Dona Brazi encantou chefs renomados e viajou o mundo. Foto: Reprodução/Facebook Dona Brazi

Reconhecimento

A cozinheira amazonense Dona Brazi, como é conhecida, prefere usar a saúva em suas receitas. Ela, que é de origem baré, aprendeu com sua mãe, que aprendeu com a avó os mistérios do preparo da iguaria. “É coisa de família. Antes faziam [a formiga] de um jeito e com o tempo foi se modificando. A formiga agora é em pó. É crocante”, disse ela em tom de brincadeira.

Dona Brazi encantou chefs renomados e viajou o mundo. Fez sucesso na Itália com a iguaria e ainda é autora do livro ‘Cozinha Tradicional Amazônica’, que tem o prefácio de Alex Atala, top tenda cozinha brasileira.

Atala e o francês Pascal Barbot foram à casa de Dona Brazi, onde funciona um restaurante, provar suas especialidades feitas com formiga saúva: vinagrete, caldeirada de peixe, quinhapira e manjar de tapioca. “As celebridades sempre jantam aqui em casa. Já recebi Gilberto Gil, embaixadores, oschefs de cozinha Alex Atala e Pascal Barbot, da França. Eles adoram as formigas. O vinagrete daqui ninguém consegue deixa de comer”, contou a cozinheira cheia de orgulho de seu trabalho.

Farofa de formiga. Foto: Reprodução/Rede Amazônica

Benefícios da formiga

Em algum momento da vida você deve ter escutado que formiga faz bem para a visão. Ainda não há comprovações científicas sobre o assunto, mas segundo um relatório publicado em 2013 pela Organização das Nações Unidas para Alimentação e Agricultura (FAO, na sigla em inglês) recomenda comer insetos. Um dos motivos é que eles são ricos em proteínas. As formigas, por exemplo, têm 47% de proteína em sua composição biológica.

Segundo André Baniwa, o efeito da formiga sobre a saúde humana ainda é estudado. “A formiga ainda está em processo de análise. Parece não ser boa para quem tem diabete”, alertou. “Mas ainda estão estudando”.
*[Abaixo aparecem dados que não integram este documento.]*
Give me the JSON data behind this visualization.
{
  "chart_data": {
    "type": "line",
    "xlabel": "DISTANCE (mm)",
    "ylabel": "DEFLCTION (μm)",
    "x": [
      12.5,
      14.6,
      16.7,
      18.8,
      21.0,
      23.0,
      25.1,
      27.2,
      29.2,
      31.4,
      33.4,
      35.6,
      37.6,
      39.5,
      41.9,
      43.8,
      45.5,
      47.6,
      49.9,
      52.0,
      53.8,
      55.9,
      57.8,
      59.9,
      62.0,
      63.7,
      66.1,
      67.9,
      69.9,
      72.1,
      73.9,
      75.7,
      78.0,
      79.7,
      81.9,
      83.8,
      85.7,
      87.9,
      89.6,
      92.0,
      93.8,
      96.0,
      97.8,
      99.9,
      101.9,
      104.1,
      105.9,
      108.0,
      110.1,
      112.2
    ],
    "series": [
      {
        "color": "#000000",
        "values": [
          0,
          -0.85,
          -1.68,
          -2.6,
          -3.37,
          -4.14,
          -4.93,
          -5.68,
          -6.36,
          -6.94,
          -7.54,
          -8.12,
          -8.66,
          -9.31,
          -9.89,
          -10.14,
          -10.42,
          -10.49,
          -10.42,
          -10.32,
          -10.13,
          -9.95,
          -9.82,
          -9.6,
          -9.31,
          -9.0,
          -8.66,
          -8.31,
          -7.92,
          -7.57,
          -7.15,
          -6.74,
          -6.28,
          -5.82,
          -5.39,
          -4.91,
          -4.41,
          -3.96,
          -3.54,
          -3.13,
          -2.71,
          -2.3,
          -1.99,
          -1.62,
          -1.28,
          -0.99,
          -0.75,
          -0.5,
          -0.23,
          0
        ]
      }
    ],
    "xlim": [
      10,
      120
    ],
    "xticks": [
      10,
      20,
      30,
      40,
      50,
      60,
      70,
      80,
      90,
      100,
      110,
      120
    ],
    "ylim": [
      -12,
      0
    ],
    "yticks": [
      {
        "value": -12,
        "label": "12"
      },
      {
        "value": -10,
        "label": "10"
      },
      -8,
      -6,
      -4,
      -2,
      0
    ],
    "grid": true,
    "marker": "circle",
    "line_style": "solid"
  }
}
Os pratos e receitas citados nesta matéria são encontrados no Restaurante La Cave du Conde, localizado  na Rua Brigadeiro Eduardo Gomes, nº. 444 (telefone 97-3471-1738); e no restaurante Casa de Dona Brazi, na Rua Marechal Rondon, nº. 34 (telefone 97-3471-1843). Ambos os endereços são em São Gabriel da Cachoeira, no interior do Amazonas.